La Partita del Cuore e la mostra fotografica a cura di AFIJ

Il 31 agosto alle ore 10:00 presso lo Stadio nuovo di Amatrice sarà disputata l’attesa Partita del Cuore che vedrà impegnate in campo la Nazionale Italiana Jazzisti Onlus e la Nazionale Terremotati.

Per la Nazionale Jazzisti scenderanno in campo tra gli altri Paolo Fresu, Max De Tomassi, voce storica di Rai Radio 1 nonché Amatriciano doc, Costantino Ladisa, Max Paiella, Fabrizio Salvatore, Lucrezio De Seta mentre la Nazionale terremotati sarà capitanata da Francesco Pastorella, Presidente della Nazionale Terremotati e allenata dal mister Sergio Pirozzi.

Il ricavato della partita andrà per la ricostruzione della casa della musica di Amatrice.

Una novità che caratterizza la prossima edizione è la realizzazione della mostra fotografica allestita e curata dall’Associazione Fotografi Italiani di Jazz (costituitasi a inizio 2019 e membro della Federazione) in una location all’Aquila (con molta probabilità sarà il Ridotto del Teatro Comunale).

La Mostra “I fotografi italiani per le terre del sisma” è solo una piccola parte dell’immenso lavoro di oltre 50 fotografi coordinati negli anni da Paolo Soriani, Andrea Rotili ed Emanuela Corazziari per il volume realizzato da MIdJ dedicato al progetto.

Alcuni di questi fotografi sono confluiti nella neonata Associazione Fotografi Italiani di Jazz e sono stati invitati a partecipare con i loro scatti più rappresentativi a questa mostra.

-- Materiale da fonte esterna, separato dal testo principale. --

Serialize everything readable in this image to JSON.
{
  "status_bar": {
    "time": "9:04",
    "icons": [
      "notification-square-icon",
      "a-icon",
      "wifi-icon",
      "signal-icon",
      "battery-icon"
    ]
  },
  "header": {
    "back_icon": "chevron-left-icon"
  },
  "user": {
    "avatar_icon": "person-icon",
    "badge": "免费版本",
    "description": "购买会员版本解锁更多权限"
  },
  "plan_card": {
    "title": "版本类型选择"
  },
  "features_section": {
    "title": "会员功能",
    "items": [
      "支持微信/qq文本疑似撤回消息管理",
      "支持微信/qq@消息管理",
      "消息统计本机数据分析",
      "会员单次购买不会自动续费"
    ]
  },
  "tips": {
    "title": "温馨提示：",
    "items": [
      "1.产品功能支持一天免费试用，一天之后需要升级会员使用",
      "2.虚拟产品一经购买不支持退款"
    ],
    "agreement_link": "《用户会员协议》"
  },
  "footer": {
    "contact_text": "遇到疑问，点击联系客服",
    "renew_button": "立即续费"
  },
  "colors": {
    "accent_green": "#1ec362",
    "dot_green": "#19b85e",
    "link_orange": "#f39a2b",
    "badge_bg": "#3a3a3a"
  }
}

L’AFIJ quest’anno con il patrocinio della Federazione del Jazz Italiano coordinerà il lavoro di 5 fotografi intorno a singoli progetti autoriali dedicati a questa edizione 2019. I materiali realizzati saranno poi raccolti e diventeranno una mostra e un libro.

Gli scatti che saranno esposti nella mostra del 2019 sono a cura di: Pino Ninfa, Paolo Soriani, Andrea Rotili, Pino Passarelli, Paolo di Pietro, Costantino Idini, Roberto Manzi, Daniela Franceschelli, Mario Catuogno, Gianluigi Iovino, Riccardo Crimi, Gabriele Lugli, Michele Bordoni.

La manifestazione è promossa da Mibac – Ministero dei Beni e delle Attività Culturali e dal Comune dell’Aquila, sostenuta dai Comuni di Accumoli, Amatrice, Camerino, Fiastra, Norcia, Usssita e da SIAE – Società Italiana degli Autori ed Editori, in qualità di main sponsor, con il supporto di NUOVO IMAIE e il contributo tecnico di CAFIM, Associazione Movimento Tellurico e organizzata dalla Federazione con il coordiamento dell’Associazione I-Jazz e il contributo di Casa del Jazz. Da segnalare, per la Marcia Solidale, l’organizzazione e il sostegno di Musicamdo Jazz e TAM-Tutta un’Altra Musica (Marche), Young Jazz (Umbria), Fara Music (Lazio), il contributo tecnico di Cotram.